The rare disease portfolio, yeah.

Stacy Ku
Biotechnology Research Analyst, TD Cowen

We run out of time every single time.

Jesse Shefferman
CEO, Protara Therapeutics

It's because I talk so much about hopefully something enlightening. Anyway, look, the other buckets, if you will, within NMIBC beyond BCG unresponsive, CIS with or without papillary are high-risk, high-grade, naive patients, low-grade, intermediate risk, or just intermediate risk, however you want to define it, and then sort of broadly the high-risk, high-grade papillary. High-risk, high-grade papillary is a several thousand patient study. I don't think you'll see any individual kind of standalone sponsors or independent sponsors go after that. We've generated data that says there's a there there in the BCG naive setting. It's down to what does the FDA want to see us run as a comparator in an RCT because you have to go RCT in the naive setting. What we've stated to the street is that we're going to the FDA in the first half of this year to get guidance.
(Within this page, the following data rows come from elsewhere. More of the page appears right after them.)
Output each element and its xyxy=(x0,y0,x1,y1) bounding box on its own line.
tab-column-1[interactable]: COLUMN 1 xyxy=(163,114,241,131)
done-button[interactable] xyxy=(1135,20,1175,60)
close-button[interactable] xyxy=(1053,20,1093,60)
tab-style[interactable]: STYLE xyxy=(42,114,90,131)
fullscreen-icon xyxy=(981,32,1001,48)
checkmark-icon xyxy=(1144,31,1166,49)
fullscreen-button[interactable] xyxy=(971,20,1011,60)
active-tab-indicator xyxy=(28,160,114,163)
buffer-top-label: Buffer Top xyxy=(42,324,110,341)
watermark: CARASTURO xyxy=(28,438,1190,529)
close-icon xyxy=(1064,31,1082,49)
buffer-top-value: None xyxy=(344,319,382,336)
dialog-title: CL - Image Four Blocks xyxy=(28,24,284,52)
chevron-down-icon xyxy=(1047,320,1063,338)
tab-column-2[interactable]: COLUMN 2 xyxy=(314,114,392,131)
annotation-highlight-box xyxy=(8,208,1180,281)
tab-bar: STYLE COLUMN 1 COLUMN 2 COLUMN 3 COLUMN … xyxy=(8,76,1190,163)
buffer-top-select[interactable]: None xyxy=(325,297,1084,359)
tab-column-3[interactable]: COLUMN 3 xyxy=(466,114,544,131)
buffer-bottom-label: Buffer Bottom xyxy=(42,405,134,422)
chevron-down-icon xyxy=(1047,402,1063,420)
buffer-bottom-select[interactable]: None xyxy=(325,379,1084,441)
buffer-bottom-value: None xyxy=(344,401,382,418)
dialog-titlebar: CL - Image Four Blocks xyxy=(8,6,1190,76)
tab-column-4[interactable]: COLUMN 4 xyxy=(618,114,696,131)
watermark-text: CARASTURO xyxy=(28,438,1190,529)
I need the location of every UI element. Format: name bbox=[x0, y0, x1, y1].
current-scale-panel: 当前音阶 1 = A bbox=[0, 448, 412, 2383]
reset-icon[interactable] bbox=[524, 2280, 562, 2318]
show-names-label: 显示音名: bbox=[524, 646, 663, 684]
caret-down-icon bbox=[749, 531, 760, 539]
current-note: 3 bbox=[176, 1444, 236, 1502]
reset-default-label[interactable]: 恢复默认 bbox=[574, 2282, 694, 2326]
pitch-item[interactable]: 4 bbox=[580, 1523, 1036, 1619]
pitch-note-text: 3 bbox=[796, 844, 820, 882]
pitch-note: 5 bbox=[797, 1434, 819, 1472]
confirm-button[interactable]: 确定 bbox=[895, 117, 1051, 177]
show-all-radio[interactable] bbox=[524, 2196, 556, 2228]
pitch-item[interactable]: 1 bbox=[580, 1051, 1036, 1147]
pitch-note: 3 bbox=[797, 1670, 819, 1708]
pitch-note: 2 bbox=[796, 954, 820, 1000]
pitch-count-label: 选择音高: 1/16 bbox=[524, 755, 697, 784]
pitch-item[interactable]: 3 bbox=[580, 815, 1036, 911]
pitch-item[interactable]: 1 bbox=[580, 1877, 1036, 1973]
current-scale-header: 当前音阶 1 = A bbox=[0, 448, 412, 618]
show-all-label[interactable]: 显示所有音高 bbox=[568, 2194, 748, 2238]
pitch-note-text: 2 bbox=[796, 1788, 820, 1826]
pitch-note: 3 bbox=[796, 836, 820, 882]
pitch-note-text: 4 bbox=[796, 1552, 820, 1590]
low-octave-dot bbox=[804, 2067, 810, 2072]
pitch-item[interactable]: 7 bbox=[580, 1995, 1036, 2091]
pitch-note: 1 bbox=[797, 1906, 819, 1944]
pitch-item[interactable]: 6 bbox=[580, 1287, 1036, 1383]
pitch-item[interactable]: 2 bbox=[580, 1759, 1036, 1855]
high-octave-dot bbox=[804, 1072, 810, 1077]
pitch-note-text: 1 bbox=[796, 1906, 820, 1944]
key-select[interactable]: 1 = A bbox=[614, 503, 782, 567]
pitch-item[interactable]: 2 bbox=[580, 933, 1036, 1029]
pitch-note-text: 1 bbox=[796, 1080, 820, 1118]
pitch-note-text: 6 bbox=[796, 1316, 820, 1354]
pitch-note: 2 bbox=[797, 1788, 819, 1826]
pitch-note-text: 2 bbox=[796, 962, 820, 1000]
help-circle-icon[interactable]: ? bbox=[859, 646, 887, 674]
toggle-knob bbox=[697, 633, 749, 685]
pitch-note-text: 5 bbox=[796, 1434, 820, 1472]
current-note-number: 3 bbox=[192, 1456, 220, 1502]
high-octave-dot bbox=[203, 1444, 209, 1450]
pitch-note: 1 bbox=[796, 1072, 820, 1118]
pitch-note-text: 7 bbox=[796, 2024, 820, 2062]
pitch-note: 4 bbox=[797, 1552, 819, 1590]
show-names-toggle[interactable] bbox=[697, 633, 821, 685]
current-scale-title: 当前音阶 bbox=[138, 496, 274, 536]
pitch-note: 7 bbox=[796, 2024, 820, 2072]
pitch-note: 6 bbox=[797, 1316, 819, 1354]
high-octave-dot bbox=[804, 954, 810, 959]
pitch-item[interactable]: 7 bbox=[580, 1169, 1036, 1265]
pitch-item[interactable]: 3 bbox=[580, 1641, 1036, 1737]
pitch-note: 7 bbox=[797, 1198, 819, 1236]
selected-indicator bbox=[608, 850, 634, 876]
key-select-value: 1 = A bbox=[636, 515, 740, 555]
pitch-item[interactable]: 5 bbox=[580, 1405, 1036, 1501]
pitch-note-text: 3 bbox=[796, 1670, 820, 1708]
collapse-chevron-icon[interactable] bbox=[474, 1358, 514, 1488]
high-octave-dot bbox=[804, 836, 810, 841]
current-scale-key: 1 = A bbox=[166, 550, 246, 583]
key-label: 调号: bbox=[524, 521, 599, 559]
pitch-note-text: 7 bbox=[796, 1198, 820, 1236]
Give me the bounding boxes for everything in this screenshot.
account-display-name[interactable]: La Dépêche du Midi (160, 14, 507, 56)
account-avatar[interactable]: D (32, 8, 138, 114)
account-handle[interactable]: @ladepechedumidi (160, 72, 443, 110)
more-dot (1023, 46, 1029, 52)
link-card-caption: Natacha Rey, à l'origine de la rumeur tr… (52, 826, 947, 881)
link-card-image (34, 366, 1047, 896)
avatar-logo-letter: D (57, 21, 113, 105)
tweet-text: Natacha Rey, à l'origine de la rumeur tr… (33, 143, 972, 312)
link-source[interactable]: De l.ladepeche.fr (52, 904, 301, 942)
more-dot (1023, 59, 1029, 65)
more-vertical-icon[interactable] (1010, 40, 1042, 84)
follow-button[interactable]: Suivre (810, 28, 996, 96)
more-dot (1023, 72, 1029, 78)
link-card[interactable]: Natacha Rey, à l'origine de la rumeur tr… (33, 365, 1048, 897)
We're going to propose a gemcitabine monotherapy comparator. There's not enough BCG to compare to. We might do investigator's choice. If you look at SunRISe-5 and the J&J SunRISe programs for BCG experienced patients anyways, they're allowing investigator's choice of gem or mito. There is precedent for that being at least a reasonable comparator. The big question for us is LGIR. That's a big addressable market. It is competitive. Are we differentiated enough? Is our profile, safety, tolerability, ease of administration, is that an option for us? We will take a look at both of those sort of in that order in 2025. Of course, there's the systemic piece, which we're the only investigational agent out there in the NMIBC setting that can be administered systemically.

What we want to do is push the envelope on the maintenance side and say, once radical cystectomy as a major unmet need is diminished because of all of these cool, innovative products in the NMIBC setting, where is your residual unmet need? It is the administration of transurethral drugs. Imagine a world where instead of two years of transurethral maintenance of whatever product, you could do a sub-Q dose of 002 and not ever have to invade the bladder. That is a world that we want to increasingly explore in 2025 as well.

Stacy Ku
Biotechnology Research Analyst, TD Cowen

OK, very provocative. OK.

Jesse Shefferman
CEO, Protara Therapeutics

That was it.

Stacy Ku
Biotechnology Research Analyst, TD Cowen

That is it? OK.

Jesse Shefferman
CEO, Protara Therapeutics

Thank you.

Stacy Ku
Biotechnology Research Analyst, TD Cowen

All right, of course, we have a lot of other pipeline agents that we didn't get to cover, but looking forward to the progress that you all are kind of.